The Methodological teacher – education and qualification

The Methodological teacher – education and qualification

A Methodological teacher must have a positive attitude to co-operation and favour teamwork and to be active in the continuance of multi professional education after qualification and graduation

Methodological teachers that work with students of all age groups must develop their education. They are responsible for planning lessons, assigning projects and grading assignments. Educational requirements for teachers depend on the prospective teacher's specialization.

There is a generally widespread consensus among researchers about some of the teaching principles about the education of methodological teachers, and it´s the facilitation of learning among students.

They must place the focus on the learner: to shift from education centered on the transmission from the professor-educator to one focused on the student (their ideas, likes, interests, needs, etc.).

They must create a learning environment that favours interactions (between educators and future teachers, among the latter, and between different types of knowledge, etc.).

In the same way, they promote the construction of knowledge through negotiation processes, which implies a degree of relativism and questioning of the common power relationships.

Rivero et al. (2011) propose four general levels of progression to methodological teachers, and different ways to involve students in the teaching-learning process. 
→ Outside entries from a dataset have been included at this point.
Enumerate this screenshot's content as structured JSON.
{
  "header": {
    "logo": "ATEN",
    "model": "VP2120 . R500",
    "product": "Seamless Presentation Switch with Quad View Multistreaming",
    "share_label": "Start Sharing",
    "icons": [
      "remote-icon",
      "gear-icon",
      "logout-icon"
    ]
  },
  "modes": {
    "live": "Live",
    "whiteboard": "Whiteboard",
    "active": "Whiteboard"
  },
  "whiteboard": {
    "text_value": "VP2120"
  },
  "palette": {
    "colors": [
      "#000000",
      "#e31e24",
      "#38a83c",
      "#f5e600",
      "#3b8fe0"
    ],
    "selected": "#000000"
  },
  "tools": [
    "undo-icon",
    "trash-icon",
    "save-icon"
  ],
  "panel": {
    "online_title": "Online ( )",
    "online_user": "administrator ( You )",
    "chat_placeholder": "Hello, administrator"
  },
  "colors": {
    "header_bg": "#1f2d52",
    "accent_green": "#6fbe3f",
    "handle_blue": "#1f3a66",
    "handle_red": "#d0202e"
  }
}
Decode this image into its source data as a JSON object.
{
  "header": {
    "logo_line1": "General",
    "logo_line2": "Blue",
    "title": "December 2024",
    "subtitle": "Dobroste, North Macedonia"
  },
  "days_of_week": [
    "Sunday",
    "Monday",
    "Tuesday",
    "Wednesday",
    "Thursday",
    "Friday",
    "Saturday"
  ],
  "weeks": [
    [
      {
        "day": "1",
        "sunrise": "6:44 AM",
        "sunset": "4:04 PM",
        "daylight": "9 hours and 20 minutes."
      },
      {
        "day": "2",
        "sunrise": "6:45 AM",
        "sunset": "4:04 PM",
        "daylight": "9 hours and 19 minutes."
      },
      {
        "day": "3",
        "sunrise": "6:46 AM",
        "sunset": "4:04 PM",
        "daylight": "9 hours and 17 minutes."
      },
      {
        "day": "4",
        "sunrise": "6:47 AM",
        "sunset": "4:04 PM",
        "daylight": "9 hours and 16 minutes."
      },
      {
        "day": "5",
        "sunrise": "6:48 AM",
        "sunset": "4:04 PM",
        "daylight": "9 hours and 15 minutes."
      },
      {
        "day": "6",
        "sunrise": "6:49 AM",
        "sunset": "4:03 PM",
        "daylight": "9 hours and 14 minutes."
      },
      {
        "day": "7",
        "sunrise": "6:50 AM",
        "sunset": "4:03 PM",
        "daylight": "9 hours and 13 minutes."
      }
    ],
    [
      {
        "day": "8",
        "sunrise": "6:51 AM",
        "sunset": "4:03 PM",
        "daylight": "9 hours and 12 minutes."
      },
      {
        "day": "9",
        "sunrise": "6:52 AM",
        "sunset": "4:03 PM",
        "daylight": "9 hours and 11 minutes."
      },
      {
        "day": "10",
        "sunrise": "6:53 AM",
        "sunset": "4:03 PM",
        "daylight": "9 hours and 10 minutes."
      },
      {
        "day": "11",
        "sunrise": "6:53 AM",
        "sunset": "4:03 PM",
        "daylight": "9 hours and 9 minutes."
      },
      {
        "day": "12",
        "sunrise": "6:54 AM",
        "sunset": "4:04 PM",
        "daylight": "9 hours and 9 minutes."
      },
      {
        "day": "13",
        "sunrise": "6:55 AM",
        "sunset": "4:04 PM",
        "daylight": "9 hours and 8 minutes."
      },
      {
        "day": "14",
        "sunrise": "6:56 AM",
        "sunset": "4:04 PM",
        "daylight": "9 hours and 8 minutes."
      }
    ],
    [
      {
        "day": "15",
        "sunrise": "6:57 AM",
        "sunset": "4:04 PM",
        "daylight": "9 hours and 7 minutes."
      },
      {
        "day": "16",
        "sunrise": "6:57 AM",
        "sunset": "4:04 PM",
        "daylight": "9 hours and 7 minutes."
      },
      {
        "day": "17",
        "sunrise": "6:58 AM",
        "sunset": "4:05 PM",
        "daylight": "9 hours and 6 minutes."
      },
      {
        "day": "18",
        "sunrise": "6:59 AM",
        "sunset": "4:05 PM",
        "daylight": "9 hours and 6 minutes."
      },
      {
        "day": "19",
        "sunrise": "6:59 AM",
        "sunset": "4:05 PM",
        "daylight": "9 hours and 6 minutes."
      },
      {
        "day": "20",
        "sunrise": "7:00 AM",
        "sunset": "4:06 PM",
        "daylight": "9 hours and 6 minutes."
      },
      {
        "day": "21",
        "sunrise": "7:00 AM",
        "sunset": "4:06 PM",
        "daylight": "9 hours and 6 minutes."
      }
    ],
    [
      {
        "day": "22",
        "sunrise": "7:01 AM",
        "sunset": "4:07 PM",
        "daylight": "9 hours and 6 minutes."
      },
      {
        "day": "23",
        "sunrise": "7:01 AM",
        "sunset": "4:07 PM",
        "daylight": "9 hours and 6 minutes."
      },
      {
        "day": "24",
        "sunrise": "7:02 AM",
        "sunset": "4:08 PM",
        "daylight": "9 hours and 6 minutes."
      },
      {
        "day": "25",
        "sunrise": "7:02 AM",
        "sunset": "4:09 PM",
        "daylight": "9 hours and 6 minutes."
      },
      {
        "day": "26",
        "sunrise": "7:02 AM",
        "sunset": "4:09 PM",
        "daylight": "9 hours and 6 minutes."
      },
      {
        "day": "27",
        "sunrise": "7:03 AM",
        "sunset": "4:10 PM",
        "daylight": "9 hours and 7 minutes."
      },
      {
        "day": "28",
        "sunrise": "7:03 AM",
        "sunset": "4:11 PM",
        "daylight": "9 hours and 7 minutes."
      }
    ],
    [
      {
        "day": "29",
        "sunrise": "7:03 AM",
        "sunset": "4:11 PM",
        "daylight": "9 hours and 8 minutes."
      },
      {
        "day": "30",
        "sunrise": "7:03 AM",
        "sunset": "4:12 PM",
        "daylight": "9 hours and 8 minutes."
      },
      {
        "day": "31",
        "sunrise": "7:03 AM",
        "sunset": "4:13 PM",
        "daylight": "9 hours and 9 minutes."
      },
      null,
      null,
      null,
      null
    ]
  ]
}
  1. The first that he proposes is that a specific methodology is not needed to teach; in some occasions it´s better to have “intuition”. This methodology does not follow an articulated model; neither specific activities nor didactic resources are specifically formulated and the proposed teaching situations are not arranged in a logical order.
  2. Other methodological teaching process must be the transmission: where the methodological logic is a subsidiary of the logic of the content that is being transmitted. The activities are situations proposed to reinforce the teaching and the resources serve to support them. The underlying obstacle is the belief that students and their ideas do not influence methodology.
  3. Other model for teachers is the substitution; when the focus is on the student and not on the teacher. This teaching methodology is based on the logic of detecting the ideas of the students and their expansion and/or substitution with the correct knowledge. The underlying obstacle is the understanding that teaching is the direct cause of learning.
  4. Research. This teaching methodology responds to a logic based on the investigation of relevant problems to enhance the evolution of the students' ideas. These ideas are considered the axis of the teaching-learning process.

Working in real situations or linked to practical issues and reflecting on how to manage them, allows students to put themselves in the situation and make decisions, reflecting on which are the most adequate and why. This methodology allows them to progress from their initial positions to more elaborate conceptions.